Figure 4. Hypothesis for idiosyncratic DILI.

Signaling pathways that modulate hepatocellular injury during idiosyncratic DILI probably occur in multiple waves following drug intake. The first signaling wave occurs as hepatocytes are exposed to the drug for the first time. The stress induced by the drug/reactive metabolite, in many cases due to disruption of mitochondria, causes activation of signal transduction pathways associated with adaptation to help hepatocytes cope with continuous drug intake. For most patients the activation of adaptation pathways such as Nrf-2 helps hepatocytes adjust to the drug, and no liver injury occurs. However in a minority of patients, due to genetic and environmental factors, the adaptation pathways may be overwhelmed and/or the stress imposed by continuous drug intake may cause signaling changes that sensitize hepatocytes to injury by extrinsic factors, such as the innate and/or adaptive immune system. According to the hapten model, hapten-peptides are processed and presented on HLA binding grooves of antigen-presenting cells (APC), which interact with T-cell receptors on CD4 T-cells.
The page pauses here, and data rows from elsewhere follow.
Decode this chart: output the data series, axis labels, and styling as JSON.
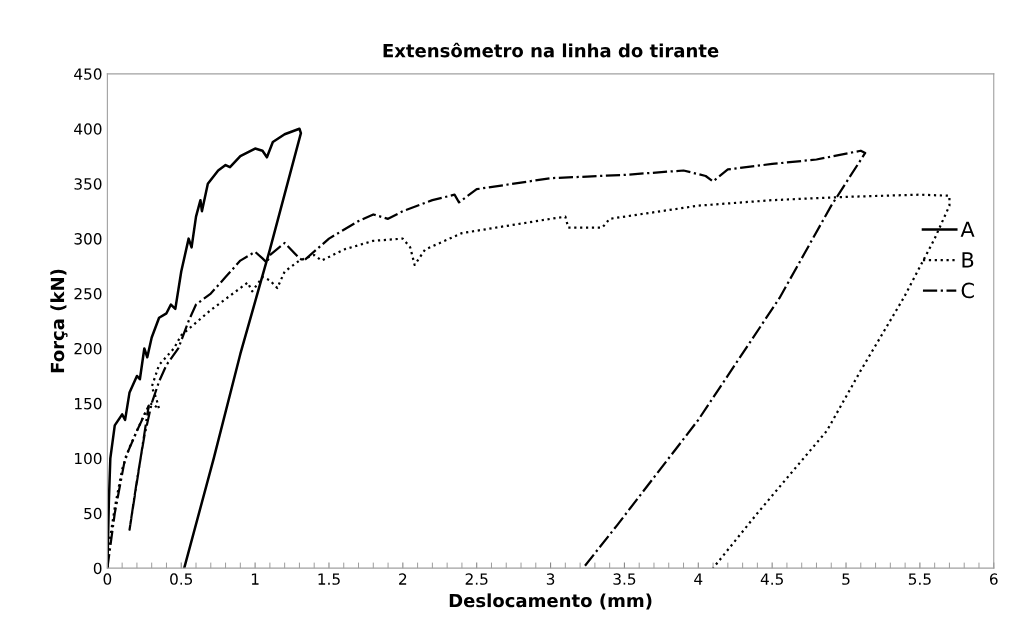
{
  "chart_data": {
    "type": "line",
    "title": "Extensômetro na linha do tirante",
    "xlabel": "Deslocamento (mm)",
    "ylabel": "Força (kN)",
    "xlim": [
      0,
      6
    ],
    "xticks": [
      0,
      0.5,
      1,
      1.5,
      2,
      2.5,
      3,
      3.5,
      4,
      4.5,
      5,
      5.5,
      6
    ],
    "ylim": [
      0,
      450
    ],
    "yticks": [
      0,
      50,
      100,
      150,
      200,
      250,
      300,
      350,
      400,
      450
    ],
    "grid": false,
    "legend": "right",
    "marker": "none",
    "series": [
      {
        "name": "A",
        "color": "#000000",
        "line_style": "solid",
        "x": [
          0,
          0.01,
          0.02,
          0.05,
          0.1,
          0.12,
          0.15,
          0.2,
          0.22,
          0.25,
          0.27,
          0.3,
          0.35,
          0.4,
          0.43,
          0.46,
          0.5,
          0.55,
          0.57,
          0.6,
          0.63,
          0.64,
          0.68,
          0.75,
          0.8,
          0.83,
          0.9,
          1.0,
          1.05,
          1.08,
          1.12,
          1.2,
          1.3,
          1.31,
          1.1,
          0.9,
          0.72,
          0.52
        ],
        "values": [
          0,
          60,
          100,
          130,
          140,
          135,
          160,
          175,
          172,
          200,
          192,
          210,
          228,
          232,
          240,
          236,
          270,
          300,
          292,
          320,
          335,
          325,
          350,
          362,
          367,
          365,
          375,
          382,
          380,
          374,
          388,
          395,
          400,
          396,
          290,
          195,
          100,
          0
        ]
      },
      {
        "name": "B",
        "color": "#000000",
        "line_style": "dotted",
        "x": [
          0,
          0.01,
          0.05,
          0.1,
          0.15,
          0.2,
          0.25,
          0.3,
          0.35,
          0.33,
          0.3,
          0.35,
          0.45,
          0.5,
          0.7,
          0.95,
          0.98,
          1.05,
          1.1,
          1.15,
          1.2,
          1.3,
          1.4,
          1.45,
          1.6,
          1.8,
          2.0,
          2.05,
          2.08,
          2.15,
          2.4,
          3.0,
          3.1,
          3.12,
          3.35,
          3.4,
          4.0,
          4.5,
          5.0,
          5.5,
          5.7,
          5.7,
          5.6,
          5.39,
          5.1,
          4.87,
          4.65,
          4.4,
          4.1
        ],
        "values": [
          0,
          20,
          55,
          90,
          110,
          125,
          140,
          150,
          145,
          155,
          165,
          185,
          200,
          212,
          235,
          260,
          252,
          265,
          262,
          255,
          270,
          280,
          285,
          280,
          290,
          298,
          300,
          292,
          276,
          290,
          305,
          318,
          320,
          310,
          310,
          318,
          330,
          335,
          338,
          340,
          339,
          330,
          300,
          246,
          180,
          125,
          90,
          50,
          0
        ]
      },
      {
        "name": "C",
        "color": "#000000",
        "line_style": "dashdot",
        "x": [
          0,
          0.05,
          0.12,
          0.2,
          0.28,
          0.15,
          0.2,
          0.25,
          0.3,
          0.35,
          0.4,
          0.48,
          0.55,
          0.6,
          0.7,
          0.8,
          0.9,
          1.0,
          1.05,
          1.08,
          1.1,
          1.2,
          1.3,
          1.33,
          1.5,
          1.7,
          1.8,
          1.9,
          2.0,
          2.2,
          2.35,
          2.38,
          2.5,
          3.0,
          3.5,
          3.9,
          4.05,
          4.1,
          4.2,
          4.5,
          4.8,
          5.1,
          5.13,
          4.9,
          4.55,
          4.0,
          3.45,
          3.22
        ],
        "values": [
          0,
          50,
          100,
          125,
          148,
          35,
          80,
          120,
          150,
          170,
          185,
          200,
          225,
          240,
          250,
          265,
          280,
          288,
          282,
          278,
          285,
          296,
          282,
          280,
          300,
          316,
          322,
          318,
          325,
          335,
          340,
          333,
          345,
          355,
          358,
          362,
          357,
          352,
          363,
          368,
          372,
          380,
          378,
          330,
          246,
          135,
          39,
          0
        ]
      }
    ]
  }
}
CD4 T-cells are activated and subsequently activate cytotoxic CD8 T-cells (CTL) that express surface FasL and release TNFα, perforin, granzyme and other cytotoxic factors. The activated CTL then target and kill the hepatocytes expressing the hapten peptide on HLA. Stressed hepatocytes may become injured because the drug/reactive metabolite inhibits pro-survival signaling pathways, such as the transcription factor, NF-κB, to sensitize hepatocytes to the immune system. If the stress and injury reach a critical threshold, then cell death signaling pathways including JNK become dominant and hepatocytes enter a failsafe mode of self-destruction. Activated JNK targets mitochondria to promote MPT and MOMP that induce apoptosis or necrosis, which manifests as DILI.